Education
Education lobbying surged 20% as the Department of Education faces abolition threats. The school choice battle is the defining fight — Jeff Yass has spent $100M+ on voucher campaigns while teachers unions spend similar amounts in opposition. Student loan policy whiplash (Biden forgiveness → SCOTUS block → limited relief) keeps servicers and borrowers lobbying furiously. Education is where the culture war meets the money war.$30.0M spent lobbying Washington in 2024 (+20% vs 2023)
Lobbying (2024)
$30.0M
Political Spending
$40.0M
Lobbyists
150
Revolving Door
30
personnel
🏭 The Education Money Machine
Education is the most politically divided industry — teachers unions are the largest Democratic donors while school choice billionaires (Jeff Yass, DeVos family) fund Republicans. The Department of Education itself may be abolished under Trump. NEA and AFT together represent 5 million members and spend $40M+ on politics, but face existential threats from the school choice movement.
The education industry spent $30.0M lobbying Washington in 2024, up 20% from $25.0M in 2023. With 150 registered lobbyists working the halls of Congress, this is an industry that takes its political influence seriously. Beyond lobbying, the industry poured an additional $40.0M into direct political spending — campaign contributions, PAC donations, and independent expenditures designed to shape who holds power.
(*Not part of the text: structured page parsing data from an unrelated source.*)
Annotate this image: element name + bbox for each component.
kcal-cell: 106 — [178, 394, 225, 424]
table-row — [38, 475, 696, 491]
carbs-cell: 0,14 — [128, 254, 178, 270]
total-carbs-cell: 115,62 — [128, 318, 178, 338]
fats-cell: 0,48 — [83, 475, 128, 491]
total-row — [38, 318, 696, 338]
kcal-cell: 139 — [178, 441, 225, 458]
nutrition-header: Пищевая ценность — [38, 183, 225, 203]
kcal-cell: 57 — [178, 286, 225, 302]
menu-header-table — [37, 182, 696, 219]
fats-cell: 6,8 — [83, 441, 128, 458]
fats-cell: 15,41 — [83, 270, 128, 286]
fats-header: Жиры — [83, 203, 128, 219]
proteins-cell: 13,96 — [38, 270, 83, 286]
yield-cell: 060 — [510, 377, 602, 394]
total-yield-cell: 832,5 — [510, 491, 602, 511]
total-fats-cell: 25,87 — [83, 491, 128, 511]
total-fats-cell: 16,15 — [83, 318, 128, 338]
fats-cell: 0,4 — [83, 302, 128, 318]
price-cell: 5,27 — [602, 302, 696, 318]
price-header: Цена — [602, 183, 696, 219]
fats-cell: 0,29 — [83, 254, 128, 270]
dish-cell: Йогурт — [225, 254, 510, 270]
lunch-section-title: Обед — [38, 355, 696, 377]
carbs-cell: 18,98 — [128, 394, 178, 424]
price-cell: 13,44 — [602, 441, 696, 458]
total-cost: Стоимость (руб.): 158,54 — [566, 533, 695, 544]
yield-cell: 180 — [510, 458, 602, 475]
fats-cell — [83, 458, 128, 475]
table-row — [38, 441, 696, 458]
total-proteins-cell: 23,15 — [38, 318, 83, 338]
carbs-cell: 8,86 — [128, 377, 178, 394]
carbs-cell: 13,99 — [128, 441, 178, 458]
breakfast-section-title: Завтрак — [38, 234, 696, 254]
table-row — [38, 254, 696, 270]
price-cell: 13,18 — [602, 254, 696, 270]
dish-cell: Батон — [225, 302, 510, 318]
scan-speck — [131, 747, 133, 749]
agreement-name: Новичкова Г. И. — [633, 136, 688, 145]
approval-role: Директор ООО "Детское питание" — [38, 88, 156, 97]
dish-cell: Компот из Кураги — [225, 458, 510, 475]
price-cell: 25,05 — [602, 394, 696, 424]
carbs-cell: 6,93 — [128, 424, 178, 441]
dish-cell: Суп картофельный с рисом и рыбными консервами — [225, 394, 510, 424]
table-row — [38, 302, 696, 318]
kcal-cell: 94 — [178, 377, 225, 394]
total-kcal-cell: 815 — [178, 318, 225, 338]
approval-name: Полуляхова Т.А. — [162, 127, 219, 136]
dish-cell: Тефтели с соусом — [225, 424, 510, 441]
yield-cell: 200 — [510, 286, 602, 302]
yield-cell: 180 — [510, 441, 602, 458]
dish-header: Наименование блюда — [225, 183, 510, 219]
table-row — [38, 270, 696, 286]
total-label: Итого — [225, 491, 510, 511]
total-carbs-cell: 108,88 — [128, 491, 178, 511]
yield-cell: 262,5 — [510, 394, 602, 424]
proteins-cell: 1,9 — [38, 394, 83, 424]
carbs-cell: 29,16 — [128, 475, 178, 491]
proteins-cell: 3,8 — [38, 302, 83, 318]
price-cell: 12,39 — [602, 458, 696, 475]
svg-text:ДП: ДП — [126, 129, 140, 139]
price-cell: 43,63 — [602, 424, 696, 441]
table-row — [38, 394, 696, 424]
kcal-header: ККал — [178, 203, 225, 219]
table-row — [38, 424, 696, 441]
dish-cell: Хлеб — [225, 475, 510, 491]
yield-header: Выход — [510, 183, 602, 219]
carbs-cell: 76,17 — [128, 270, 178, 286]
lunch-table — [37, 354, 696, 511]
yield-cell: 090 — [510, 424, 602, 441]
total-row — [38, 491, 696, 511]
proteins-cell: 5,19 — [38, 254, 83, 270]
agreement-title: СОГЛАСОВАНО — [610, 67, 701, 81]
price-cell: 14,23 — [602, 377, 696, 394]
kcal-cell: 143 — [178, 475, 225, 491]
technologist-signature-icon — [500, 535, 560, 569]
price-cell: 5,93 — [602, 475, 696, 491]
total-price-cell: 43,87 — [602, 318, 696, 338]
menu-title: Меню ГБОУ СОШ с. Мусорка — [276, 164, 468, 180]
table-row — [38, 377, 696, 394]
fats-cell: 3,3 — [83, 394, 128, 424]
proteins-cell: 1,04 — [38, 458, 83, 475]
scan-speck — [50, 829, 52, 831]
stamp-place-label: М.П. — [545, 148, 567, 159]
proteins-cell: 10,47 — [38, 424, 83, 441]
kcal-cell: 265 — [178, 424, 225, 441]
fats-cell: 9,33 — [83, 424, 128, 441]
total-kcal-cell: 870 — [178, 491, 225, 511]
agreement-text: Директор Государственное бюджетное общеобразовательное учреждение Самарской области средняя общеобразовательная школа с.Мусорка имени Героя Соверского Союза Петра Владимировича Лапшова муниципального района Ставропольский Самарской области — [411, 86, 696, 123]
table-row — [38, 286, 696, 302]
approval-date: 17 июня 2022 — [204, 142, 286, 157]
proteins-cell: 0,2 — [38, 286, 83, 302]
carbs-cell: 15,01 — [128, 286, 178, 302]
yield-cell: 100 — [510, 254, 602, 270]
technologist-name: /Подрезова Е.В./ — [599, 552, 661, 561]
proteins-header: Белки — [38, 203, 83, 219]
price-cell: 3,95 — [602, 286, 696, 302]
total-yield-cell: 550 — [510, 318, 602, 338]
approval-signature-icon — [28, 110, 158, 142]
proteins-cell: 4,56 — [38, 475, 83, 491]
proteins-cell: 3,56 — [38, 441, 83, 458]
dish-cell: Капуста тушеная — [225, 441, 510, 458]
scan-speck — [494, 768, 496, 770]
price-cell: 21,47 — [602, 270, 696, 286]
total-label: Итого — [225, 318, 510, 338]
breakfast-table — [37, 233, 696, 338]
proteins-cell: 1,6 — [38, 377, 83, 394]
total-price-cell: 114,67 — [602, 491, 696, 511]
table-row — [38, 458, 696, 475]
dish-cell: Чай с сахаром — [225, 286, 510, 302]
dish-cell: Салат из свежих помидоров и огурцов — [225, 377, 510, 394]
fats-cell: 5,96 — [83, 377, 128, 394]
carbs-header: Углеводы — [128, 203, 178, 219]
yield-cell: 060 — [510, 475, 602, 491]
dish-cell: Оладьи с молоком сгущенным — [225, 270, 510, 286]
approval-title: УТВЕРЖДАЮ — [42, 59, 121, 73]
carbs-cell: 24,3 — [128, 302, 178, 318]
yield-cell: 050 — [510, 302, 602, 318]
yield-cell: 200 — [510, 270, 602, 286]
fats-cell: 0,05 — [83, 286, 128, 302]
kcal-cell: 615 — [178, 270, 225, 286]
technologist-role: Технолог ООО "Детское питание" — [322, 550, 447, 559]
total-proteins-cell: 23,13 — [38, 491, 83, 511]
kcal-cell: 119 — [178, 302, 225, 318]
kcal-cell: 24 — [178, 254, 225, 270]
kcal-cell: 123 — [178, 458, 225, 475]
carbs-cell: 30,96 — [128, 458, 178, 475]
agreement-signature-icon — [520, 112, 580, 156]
The industry's top spenders include NEA (National Education Association), AFT (American Federation of Teachers), For-profit education companies, among 5 major players. These companies and organizations don't spend millions on lobbying out of civic duty — each dollar is a calculated investment in regulatory outcomes, tax treatment, and government contracts that directly affect their bottom lines. The concentration of spending among a handful of top players reveals an industry where political influence is as important as market competition.
The industry's lobbying efforts center on , , . Each of these issues represents a potential shift in the regulatory landscape that could mean billions in gains or losses for the companies involved. When the stakes are this high, political spending isn't an expense — it's an investment with measurable returns.
With 30 former government officials now working for educationcompanies or lobbying firms, the revolving door between Washington and industry spins freely. These former regulators, congressional staffers, and agency officials bring with them not just expertise but relationships — the kind of access and insider knowledge that money alone can't buy. It's the most effective form of influence: putting people who wrote the rules on the payroll of companies those rules are meant to govern.
📊 Lobbying Trend
2023
$25.0M
2024
$30.0M
Change
+20%
🏢 Top Spenders
The companies and organizations spending the most to influence policy. These are the players shaping the education regulatory landscape.
📌 Key Issues & Industry Position
What the education industry is fighting for — and against. Each issue represents a policy battle where lobbying dollars are deployed to shape outcomes.
🎯 Who Gets the Money
The politicians who receive the most funding from education interests. These are the legislators the industry has decided are worth investing in — often because they sit on relevant committees or hold key leadership positions.
| Politician | Party | State | Total Raised |
|---|---|---|---|
| Bernie Sanders | I | VT | $18.0M |
| Elizabeth Warren | D | MA | $25.0M |
| Alexandria Ocasio-Cortez | D | NY | $20.0M |
| Raphael Warnock | D | GA | $20.0M |
| Patty Murray | D | WA | $12.0M |
| Katie Porter | D | CA | $35.0M |
| Sheldon Whitehouse | D | RI | $10.0M |
🏛️ Regulatory Bodies
The government agencies tasked with regulating this industry. The revolving door between these bodies and the companies they oversee is a critical part of the influence story.